Il n’apparaît pas inéquitable de laisser à la charge de la demanderesse les frais irrépétibles engagés pour la présente instance. Sa demande au titre de l’article 700 du code de procédure civile sera rejetée.
Ils seront condamnés, chacun pour leur part, aux dépens qui comprendront le coût de l’assignation, de la notification à la préfecture et à la CCAPEX, du commandement de payer et, le cas échéant, de l’expulsion.
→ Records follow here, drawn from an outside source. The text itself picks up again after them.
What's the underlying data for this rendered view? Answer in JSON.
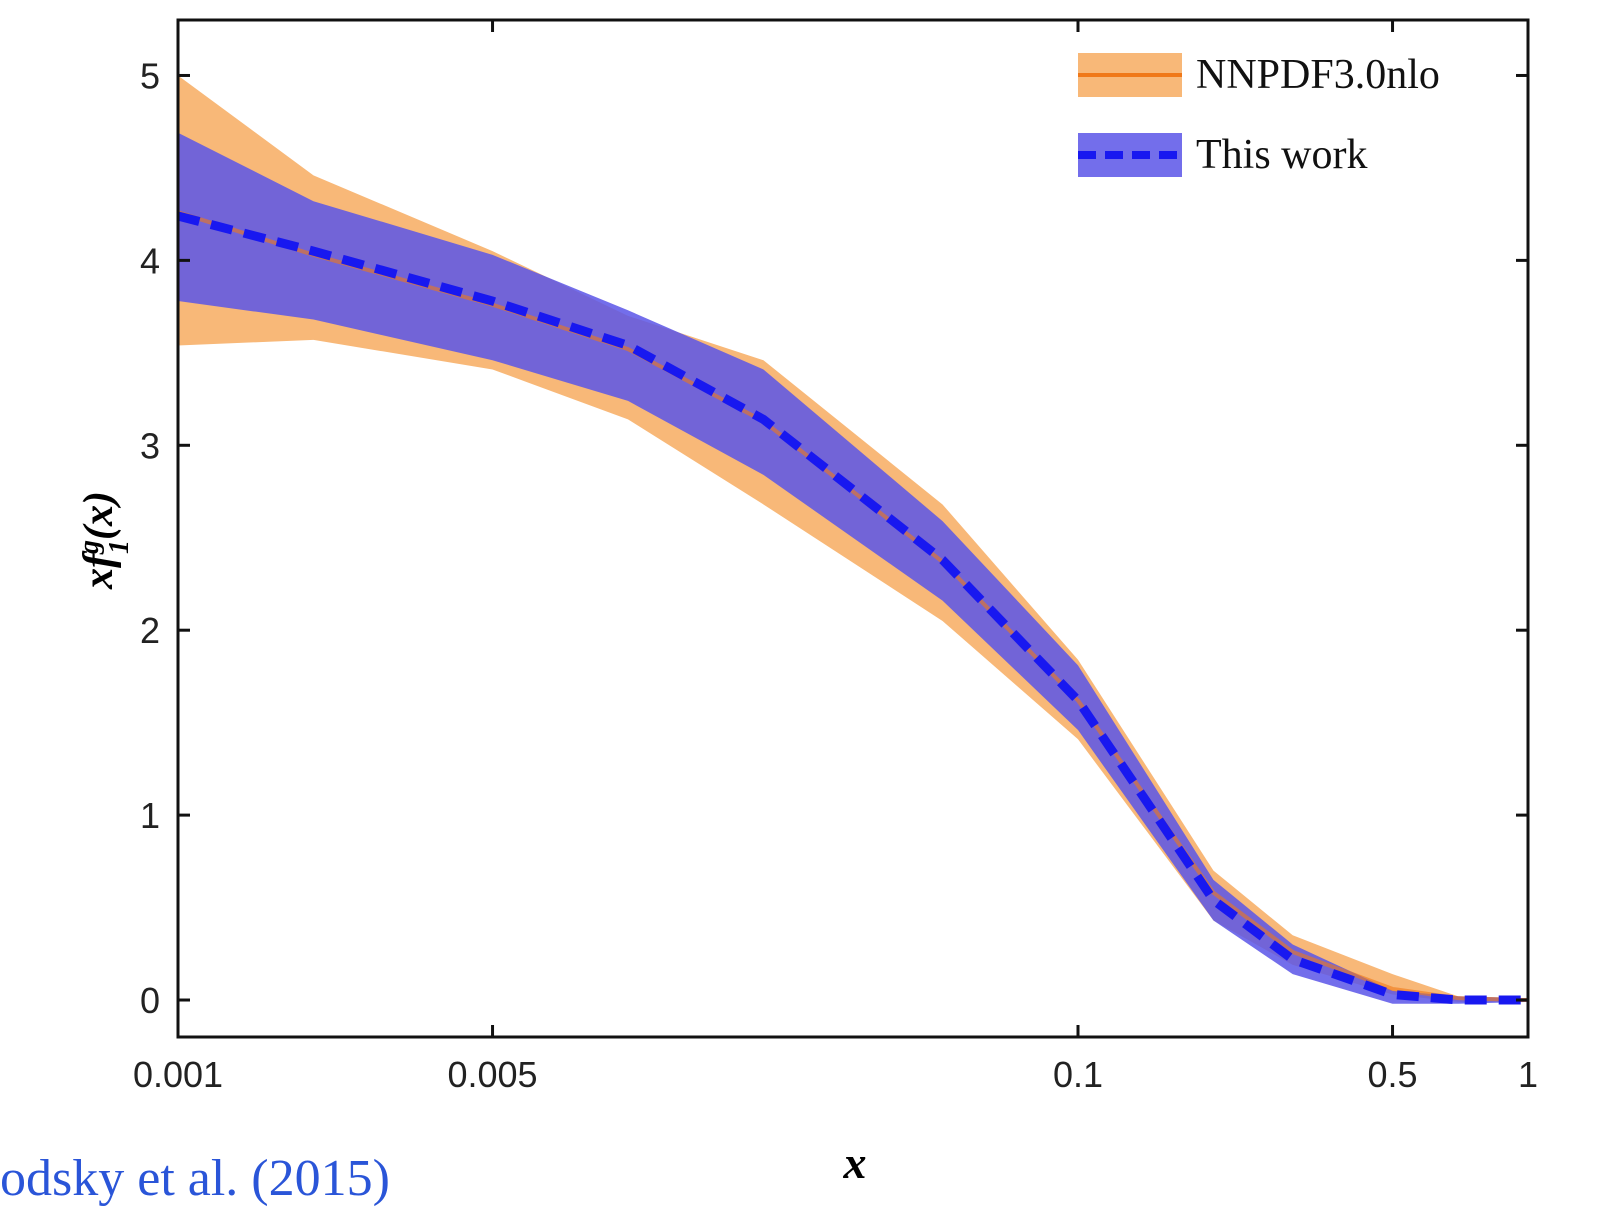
{
  "chart_data": {
    "type": "band-line",
    "x_label": "x",
    "y_label": {
      "base": "xf",
      "sub": "1",
      "sup": "g",
      "tail": "(x)"
    },
    "annotation": "odsky et al. (2015)",
    "x_scale": "log",
    "xlim": [
      0.001,
      1
    ],
    "xticks": [
      0.001,
      0.005,
      0.1,
      0.5,
      1
    ],
    "ylim": [
      -0.2,
      5.3
    ],
    "yticks": [
      0,
      1,
      2,
      3,
      4,
      5
    ],
    "legend": "top-right",
    "x": [
      0.001,
      0.002,
      0.005,
      0.01,
      0.02,
      0.05,
      0.1,
      0.2,
      0.3,
      0.5,
      0.7,
      1
    ],
    "series": [
      {
        "name": "NNPDF3.0nlo",
        "color": "#f07818",
        "band_color": "#f8b878",
        "dashed": false,
        "values": [
          4.26,
          4.03,
          3.76,
          3.52,
          3.13,
          2.37,
          1.62,
          0.58,
          0.26,
          0.06,
          0.01,
          0.0
        ],
        "upper": [
          5.0,
          4.46,
          4.05,
          3.7,
          3.46,
          2.68,
          1.84,
          0.7,
          0.35,
          0.14,
          0.02,
          0.01
        ],
        "lower": [
          3.54,
          3.57,
          3.41,
          3.14,
          2.68,
          2.05,
          1.41,
          0.43,
          0.19,
          0.03,
          -0.01,
          -0.01
        ]
      },
      {
        "name": "This work",
        "color": "#1818f0",
        "band_color": "#5a55e8",
        "dashed": true,
        "values": [
          4.24,
          4.05,
          3.78,
          3.54,
          3.14,
          2.38,
          1.62,
          0.54,
          0.22,
          0.03,
          0.0,
          0.0
        ],
        "upper": [
          4.69,
          4.32,
          4.03,
          3.73,
          3.41,
          2.59,
          1.81,
          0.65,
          0.3,
          0.05,
          0.02,
          0.01
        ],
        "lower": [
          3.78,
          3.68,
          3.46,
          3.24,
          2.84,
          2.16,
          1.46,
          0.43,
          0.14,
          -0.02,
          -0.02,
          -0.01
        ]
      }
    ]
  }
}
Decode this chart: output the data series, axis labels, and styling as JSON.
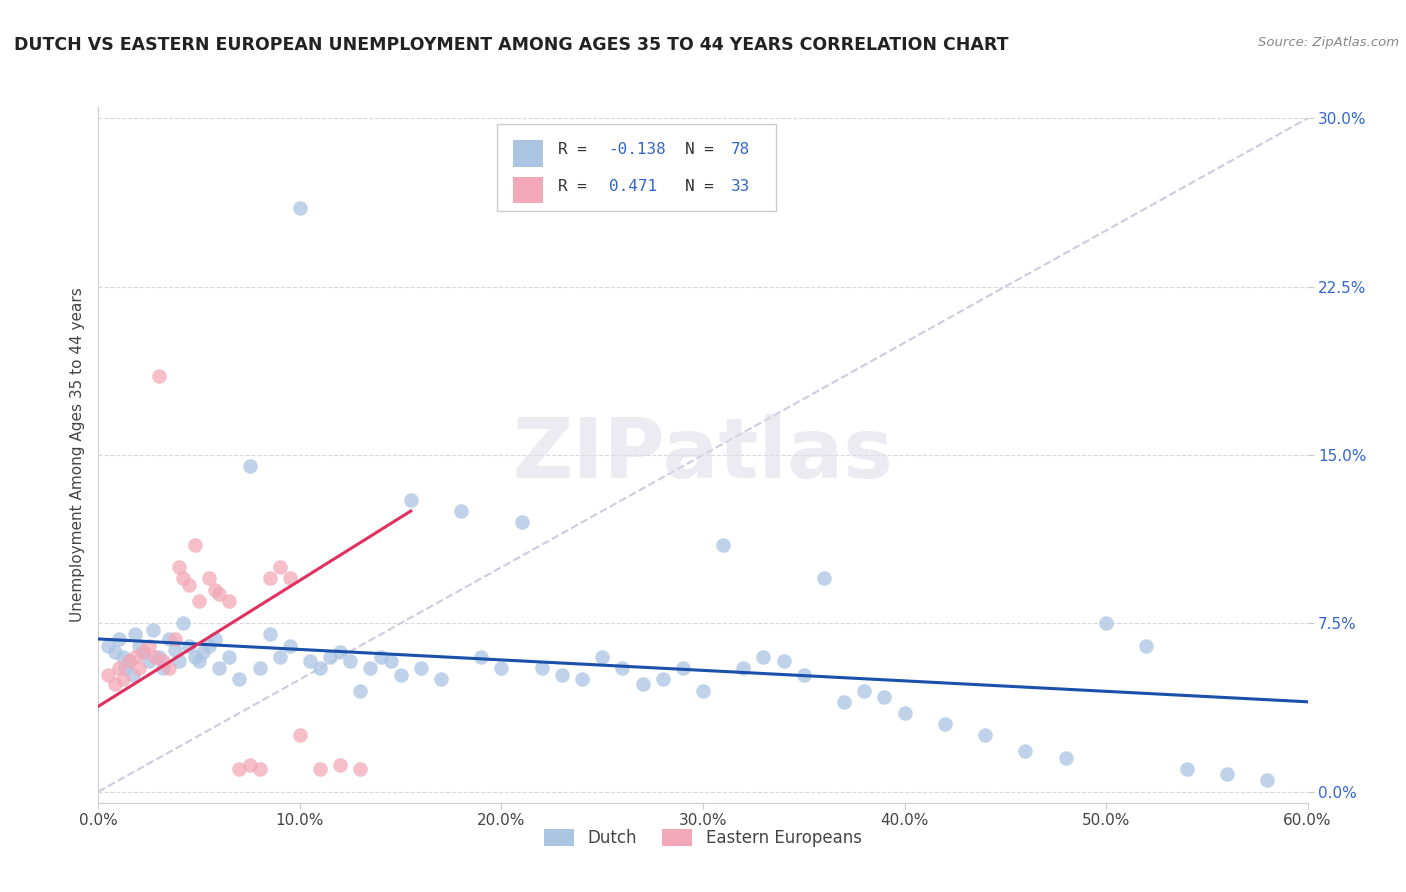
{
  "title": "DUTCH VS EASTERN EUROPEAN UNEMPLOYMENT AMONG AGES 35 TO 44 YEARS CORRELATION CHART",
  "source": "Source: ZipAtlas.com",
  "ylabel": "Unemployment Among Ages 35 to 44 years",
  "xlabel_ticks": [
    "0.0%",
    "10.0%",
    "20.0%",
    "30.0%",
    "40.0%",
    "50.0%",
    "60.0%"
  ],
  "xlabel_vals": [
    0.0,
    0.1,
    0.2,
    0.3,
    0.4,
    0.5,
    0.6
  ],
  "ylabel_ticks": [
    "0.0%",
    "7.5%",
    "15.0%",
    "22.5%",
    "30.0%"
  ],
  "ylabel_vals": [
    0.0,
    0.075,
    0.15,
    0.225,
    0.3
  ],
  "xlim": [
    0.0,
    0.6
  ],
  "ylim": [
    -0.005,
    0.305
  ],
  "dutch_color": "#aac4e2",
  "eastern_color": "#f2a8b8",
  "dutch_line_color": "#1a4faa",
  "eastern_line_color": "#e03060",
  "diagonal_color": "#ccccdd",
  "legend_box_color": "#eeeeee",
  "dutch_R": -0.138,
  "dutch_N": 78,
  "eastern_R": 0.471,
  "eastern_N": 33,
  "dutch_x": [
    0.005,
    0.008,
    0.01,
    0.012,
    0.013,
    0.015,
    0.017,
    0.018,
    0.02,
    0.022,
    0.025,
    0.027,
    0.03,
    0.032,
    0.035,
    0.038,
    0.04,
    0.042,
    0.045,
    0.048,
    0.05,
    0.052,
    0.055,
    0.058,
    0.06,
    0.065,
    0.07,
    0.075,
    0.08,
    0.085,
    0.09,
    0.095,
    0.1,
    0.105,
    0.11,
    0.115,
    0.12,
    0.125,
    0.13,
    0.135,
    0.14,
    0.145,
    0.15,
    0.155,
    0.16,
    0.17,
    0.18,
    0.19,
    0.2,
    0.21,
    0.22,
    0.23,
    0.24,
    0.25,
    0.26,
    0.27,
    0.28,
    0.29,
    0.3,
    0.31,
    0.32,
    0.33,
    0.34,
    0.35,
    0.36,
    0.37,
    0.38,
    0.39,
    0.4,
    0.42,
    0.44,
    0.46,
    0.48,
    0.5,
    0.52,
    0.54,
    0.56,
    0.58
  ],
  "dutch_y": [
    0.065,
    0.062,
    0.068,
    0.06,
    0.055,
    0.058,
    0.052,
    0.07,
    0.065,
    0.062,
    0.058,
    0.072,
    0.06,
    0.055,
    0.068,
    0.063,
    0.058,
    0.075,
    0.065,
    0.06,
    0.058,
    0.062,
    0.065,
    0.068,
    0.055,
    0.06,
    0.05,
    0.145,
    0.055,
    0.07,
    0.06,
    0.065,
    0.26,
    0.058,
    0.055,
    0.06,
    0.062,
    0.058,
    0.045,
    0.055,
    0.06,
    0.058,
    0.052,
    0.13,
    0.055,
    0.05,
    0.125,
    0.06,
    0.055,
    0.12,
    0.055,
    0.052,
    0.05,
    0.06,
    0.055,
    0.048,
    0.05,
    0.055,
    0.045,
    0.11,
    0.055,
    0.06,
    0.058,
    0.052,
    0.095,
    0.04,
    0.045,
    0.042,
    0.035,
    0.03,
    0.025,
    0.018,
    0.015,
    0.075,
    0.065,
    0.01,
    0.008,
    0.005
  ],
  "eastern_x": [
    0.005,
    0.008,
    0.01,
    0.012,
    0.015,
    0.018,
    0.02,
    0.022,
    0.025,
    0.028,
    0.03,
    0.032,
    0.035,
    0.038,
    0.04,
    0.042,
    0.045,
    0.048,
    0.05,
    0.055,
    0.058,
    0.06,
    0.065,
    0.07,
    0.075,
    0.08,
    0.085,
    0.09,
    0.095,
    0.1,
    0.11,
    0.12,
    0.13
  ],
  "eastern_y": [
    0.052,
    0.048,
    0.055,
    0.05,
    0.058,
    0.06,
    0.055,
    0.062,
    0.065,
    0.06,
    0.185,
    0.058,
    0.055,
    0.068,
    0.1,
    0.095,
    0.092,
    0.11,
    0.085,
    0.095,
    0.09,
    0.088,
    0.085,
    0.01,
    0.012,
    0.01,
    0.095,
    0.1,
    0.095,
    0.025,
    0.01,
    0.012,
    0.01
  ],
  "dutch_trend_x": [
    0.0,
    0.6
  ],
  "dutch_trend_y": [
    0.068,
    0.04
  ],
  "eastern_trend_x": [
    0.0,
    0.155
  ],
  "eastern_trend_y": [
    0.038,
    0.125
  ]
}
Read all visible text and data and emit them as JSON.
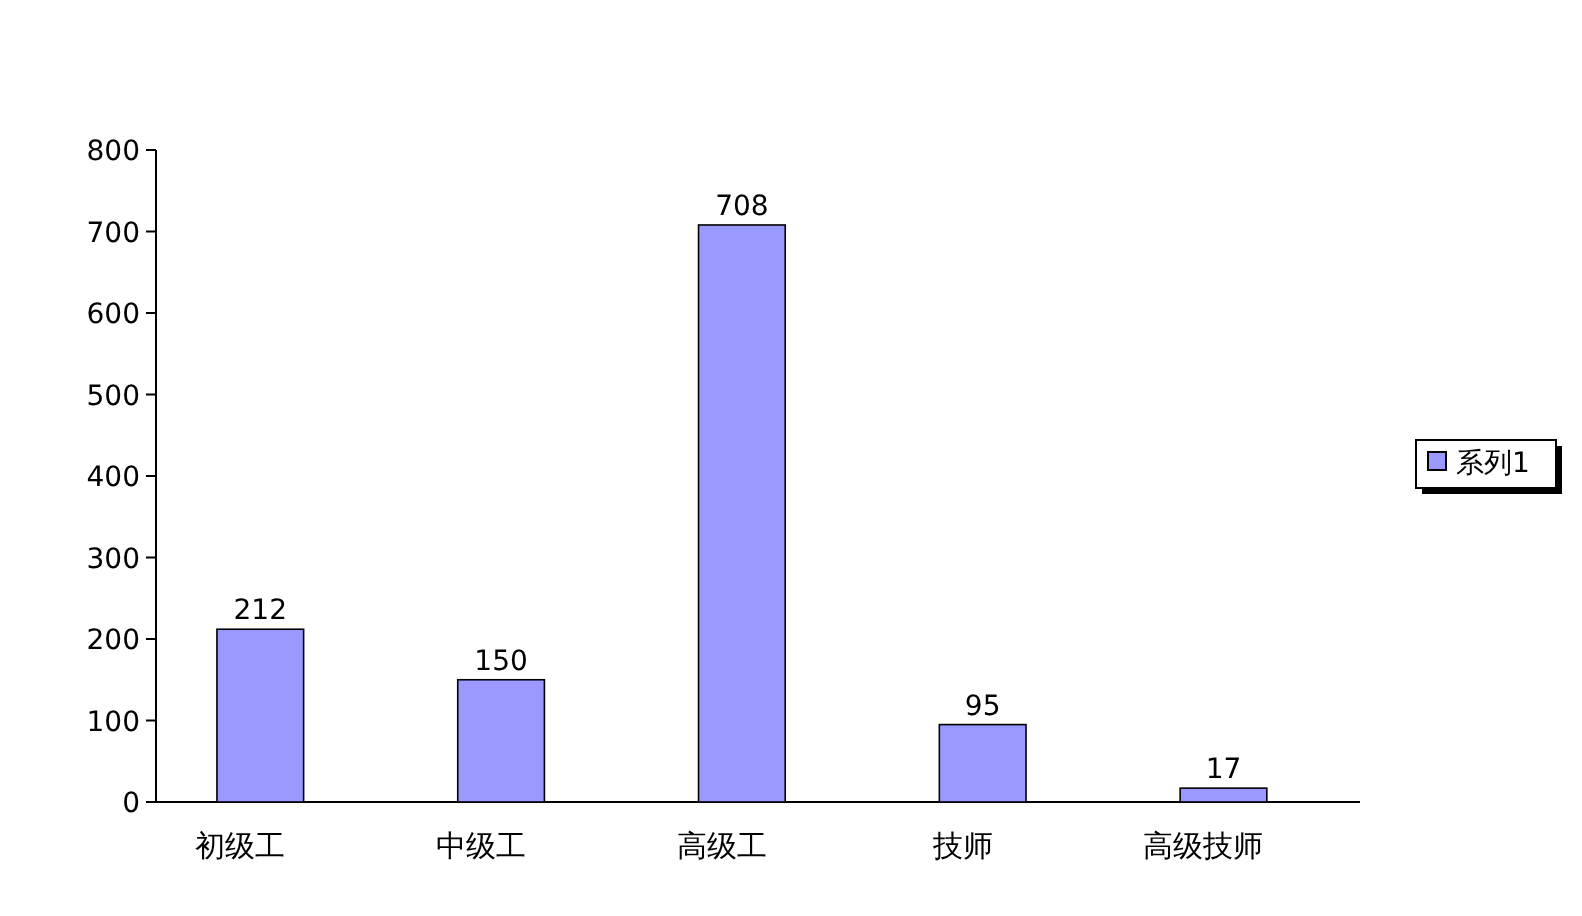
{
  "chart_data": {
    "type": "bar",
    "categories": [
      "初级工",
      "中级工",
      "高级工",
      "技师",
      "高级技师"
    ],
    "series": [
      {
        "name": "系列1",
        "color": "#9999ff",
        "values": [
          212,
          150,
          708,
          95,
          17
        ]
      }
    ],
    "ylim": [
      0,
      800
    ],
    "yticks": [
      0,
      100,
      200,
      300,
      400,
      500,
      600,
      700,
      800
    ],
    "data_labels": true,
    "legend": "right"
  }
}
L’exécution provisoire est de droit.
PAR CES MOTIFS,
La vice-présidente des contentieux de la protection statuant en premier ressort, par jugement contradictoire et par mise à disposition au greffe,
CONSTATE l’acquisition de la clause résolutoire au titre du bail conclu le 3 septembre 2024 entre la Société SEDRE et [G] [A] [L] et [X] [T] concernant le logement situé [Adresse 2], avec effet au 28 mai 2025 ;
Tribunal de proximité de Saint-Paul – N° RG 25/00728 – N° Portalis DB3Z-W-B7J-HME4 – /
CONDAMNE solidairement [G] [A] [L] et [X] [T] à payer à la Société SEDRE la somme de 4964,01 euros au titre des loyers, charges et indemnités d’occupation impayés à la date du 12 mars 2026, avec intérêts au taux légal à compter de la présente décision ;
DIT que [G] [A] [L] et [X] [T] pourront se libérer de sa dette à raison de 35 mensualités de 140 euros chacune et d’une 36ème mensualité de 64,01 euros laquelle soldera la dette, le tout en plus du paiement du loyer et des charges courantes, avant le 10 de chaque mois, la première échéance devant intervenir le dixième jour du mois suivant la signification de la présente décision ;
DIT que le non-paiement d’une seule échéance au terme prévu entraînera l’exigibilité immédiate de l’intégralité de la somme restant due solidairement entre les débiteurs ;
RAPPELLE que pendant l’exécution de ce plan d’apurement les effets de la clause résolutoire du bail sont suspendus et ne rependront vigueur qu’en cas de non-paiement d’une seule échéance de ce plan ;
RAPPELLE que si [G] [A] [L] et [X] [T] se libèrent dans le délai et selon les modalités précitées, la clause de résiliation de plein droit sera réputée ne pas avoir joué ;
A défaut de paiement selon les modalités prévues ci-dessus :
CONSTATE la résiliation du bail au 28 mai 2025,
ORDONNE l’expulsion des lieux de [G] [A] [L] et [X] [T] et de tous les occupants de leur chef avec le concours de la force publique et d’un serrurier, si nécessaire,
CONDAMNE in solidum [G] [A] [L] et [X] [T] à payer à la Société SEDRE une indemnité mensuelle d’occupation égale au montant du loyer et des charges qui auraient été exigibles si le bail n’avait pas été résilié, à compter de la résiliation du bail et jusqu’à parfaite libération des lieux caractérisée par la remise des clefs ;
DÉBOUTE la Société SEDRE de ses demandes et du surplus de ses autres demandes ;
CONDAMNE chacun pour leur part [G] [A] [L] et [X] [T] aux dépens qui comprendront le coût de l’assignation, de la notification à la Préfecture et à la CCAPEX, du commandement de payer et, le cas échéant, de l’expulsion ;
RAPPELLE que l’exécution provisoire est de droit.
EN FOI DE QUOI LE PRÉSENT JUGEMENT A ÉTÉ SIGNE PAR LA VICE-PRESIDENTE ET LA GREFFIÈRE.